API Reference - ML Audit

AuditTrialRecorder(df, name=None)

Initialize the recorder with a pandas DataFrame.

df (pd.DataFrame) The initial dataframe to track.

name (str, optional) Name of the experiment/audit trail. Defaults to a timestamped name.

Example

from ml_audit import AuditTrialRecorder
auditor = AuditTrialRecorder(df, name="my_experiment")

.impute(column, strategy='mean', fill_value=None, method=None)

Fill missing values in one or more columns using statistical strategies or specific methods.

column (str | list) Column name(s) to impute.

strategy (str) 'mean', 'median', 'mode', or 'constant'.

method (str) 'ffill' or 'bfill'. Overrides strategy if provided.

fill_value (any) Value to use when strategy='constant'.

Example

auditor.impute(["age", "salary"], strategy='median')
auditor.impute("stock", method='ffill')

.scale(column, method='standard')

Scale numerical features to a specific range or distribution.

column (str | list) Column name(s) to scale.

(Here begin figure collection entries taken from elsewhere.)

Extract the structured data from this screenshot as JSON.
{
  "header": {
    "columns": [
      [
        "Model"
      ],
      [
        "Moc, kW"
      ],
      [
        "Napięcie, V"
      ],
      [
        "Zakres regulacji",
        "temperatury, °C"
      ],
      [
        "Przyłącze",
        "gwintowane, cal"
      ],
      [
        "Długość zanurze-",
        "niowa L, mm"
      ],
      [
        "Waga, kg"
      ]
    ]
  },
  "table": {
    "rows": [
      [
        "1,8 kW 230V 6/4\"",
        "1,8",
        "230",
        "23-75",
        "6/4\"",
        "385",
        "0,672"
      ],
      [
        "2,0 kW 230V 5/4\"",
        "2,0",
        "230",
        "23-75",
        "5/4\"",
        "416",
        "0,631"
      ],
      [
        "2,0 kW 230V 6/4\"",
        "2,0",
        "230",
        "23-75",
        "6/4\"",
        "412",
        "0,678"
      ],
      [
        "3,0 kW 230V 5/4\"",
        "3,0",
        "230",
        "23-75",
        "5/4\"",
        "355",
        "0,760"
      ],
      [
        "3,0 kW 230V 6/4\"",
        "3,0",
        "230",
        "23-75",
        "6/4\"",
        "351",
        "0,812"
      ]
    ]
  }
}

method (str) 'standard' (default), 'minmax', 'robust', 'maxabs'.

Example

auditor.scale(["height", "weight"], method='standard')

.encode(column, method='onehot', target_col=None)

Encode categorical features.

column (str | list) Column name(s) to encode.

method (str) 'onehot', 'label', or 'target'.

target_col (str) Required only for 'target' encoding.

Example

auditor.encode("color", method='onehot')
auditor.encode("zip", method='target', target_col='price')

.transform(column, func='log')

Apply mathematical transformations to columns.

column (str | list) Column name(s) to transform.

func (str) 'log' (log1p), 'sqrt', 'cbrt', 'square'.

Example

auditor.transform("income", func='log')

.bin_numeric(column, bins=5, strategy='quantile', labels=None)

Discretize continuous variables into bins.

column (str | list) Column name(s) to bin.

bins (int) Number of bins to create.

strategy (str) 'quantile' (equal freq) or 'uniform' (equal width).

Example

auditor.bin_numeric("age", bins=4, strategy='quantile')

.extract_date_features(column, features=['year', 'month', 'day'])

Extract features from datetime columns.

column (str | list) The datetime column(s).

features (list) List of features to extract: 'year', 'month', 'day', 'weekday', 'hour'.

Example

auditor.extract_date_features("joined_at", features=['year', 'month'])

.balance_classes(target, strategy='oversample', random_state=42)

Balance class distribution in the target variable.

target (str) The target class column.

strategy (str) 'oversample', 'undersample', or 'smote' (requires imblearn).

Example

auditor.balance_classes("churn", strategy='smote')

.filter_rows / .drop_columns

Basic dataframe manipulations.

# Filter: column, operator, value
auditor.filter_rows("age", ">=", 18)

# Drop: columns (list)
auditor.drop_columns(["id", "tmp"])

.track_pandas(method_name, *args, **kwargs)

Track any arbitrary pandas method.

auditor.track_pandas("dropna", subset=['col1'])

.export_audit_trail(filename=None, visualize=True)

Save the audit log to a JSON file and optionally generate an HTML visualization.

filename (str) Output filename. Defaults to [name]_audit.json.

visualize (bool) If True (default), generates a corresponding .html file in visualizations/.